On Thu, Oct 31, 2024 at 03:53:45PM +0000, Daniel P. Berrangé wrote:
> With code like
> 
>     Object *obj = object_new(TYPE_BLAH)
> 
> the caller can be pretty confident that they will successfully create
> an object instance of TYPE_BLAH. They know exactly what type has been
> requested, so it passing an abstract type for example, it is a clear
> programmer error that they'll get an assertion failure.
> 
> Conversely with code like
> 
>    void somefunc(const char *typename) {
>       Object * obj = object_new(typename)
>       ...
>    }
> 
> all bets are off, because the call of object_new() knows nothing
> about what 'typename' resolves to. It could easily be an abstract
> type. As a result, many code paths have added a manual check ahead
> of time
> 
>    if (object_class_is_abstract(typename)) {
>       error_setg(errp, ....)
>    }
> 
> ...except for where we forget to do this, such as qdev_new().
> 
> Overall 'object_new' is a bad design because it is inherantly
> unsafe to call with unvalidated typenames.
> 
> This problem is made worse by the proposal to introduce the idea
> of 'singleton' classes[1].
> 
> Thus, this series suggests a way to improve safety at build
> time. The core idea is to allow 'object_new' to continue to be
> used *if-and-only-if* given a static, const string, because that
> scenario indicates the caller is aware of what type they are
> creating at build time.
> 
> A new 'object_new_dynamic' method is proposed for cases where
> the typename is dynamically chosen at runtime. This method has
> an "Error **errp" parameter, which can report when an abstract
> type is created, leaving the assert()s only for scenarios which
> are unambiguous programmer errors.
> 
> With a little macro magic, we guarantee a compile error is
> generated if 'object_new' is called with a dynamic type, forcing
> all potentially unsafe code over to object_new_dynamic.
> 
> This is more tractable than adding 'Error **errp' to 'object_new'
> as only a handful of places use a dynamic type name.
> 
> NB, this is an RFC as it is not fully complete.
> 
>  * I have only converted  enough object_new -> object_new_dynamic
>    to make the x86_64-softmu target compile. It probably fails on
>    other targets.
> 
>  * I have not run any test suites yet, so they may or may not pass
> 
>  * I stubbed qdev_new to just pass &error_fatal. qdev_new needs
>    the same conceptual fix to introcce qdev_new_dynamic with
>    the macro magic to force its use

I suppose this is the only missing path in my patch 1 in qdev_new()..
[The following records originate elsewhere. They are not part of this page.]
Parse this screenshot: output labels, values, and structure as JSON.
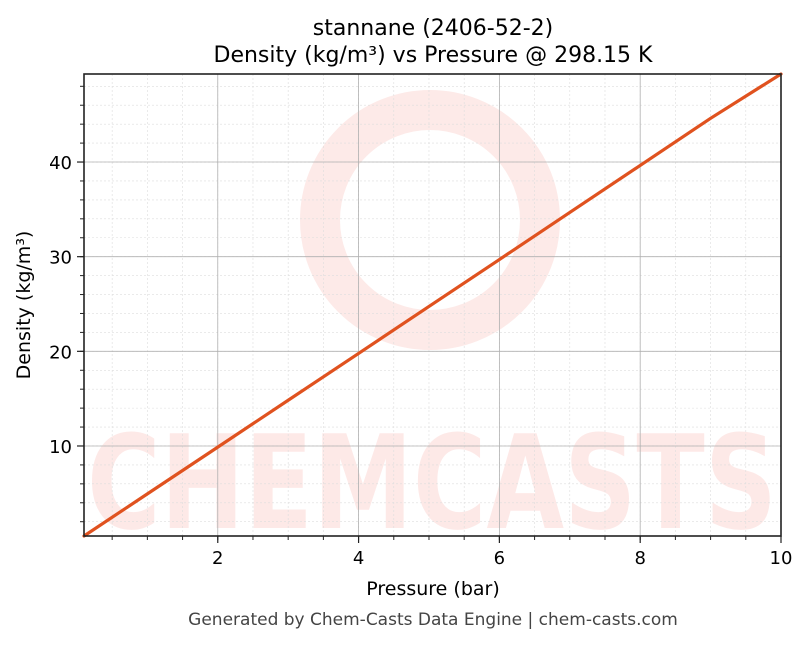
{
  "chart_data": {
    "type": "line",
    "title": "stannane (2406-52-2)",
    "subtitle": "Density (kg/m³) vs Pressure @ 298.15 K",
    "xlabel": "Pressure (bar)",
    "ylabel": "Density (kg/m³)",
    "xlim": [
      0.1,
      10
    ],
    "ylim": [
      0.49,
      49.3
    ],
    "x_ticks": [
      2,
      4,
      6,
      8,
      10
    ],
    "y_ticks": [
      10,
      20,
      30,
      40
    ],
    "x_minor_step": 0.5,
    "y_minor_step": 2,
    "grid": true,
    "series": [
      {
        "x": [
          0.1,
          1,
          2,
          3,
          4,
          5,
          6,
          7,
          8,
          9,
          10
        ],
        "values": [
          0.49,
          4.94,
          9.88,
          14.83,
          19.78,
          24.74,
          29.7,
          34.67,
          39.64,
          44.62,
          49.3
        ],
        "color": "#e0521f"
      }
    ],
    "watermark": "CHEMCASTS",
    "footer": "Generated by Chem-Casts Data Engine | chem-casts.com"
  }
}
Even if we don't convert all of them, at least we can still convert the
easiest (qdev_device_add_from_qdict()) so as to drop the abstract check in
qdev_get_device_class().

The other one we can drop already after this series applied is the one in
char_get_class().  I think after that, all explicit abstract checks for
for object instantiations should be all gone.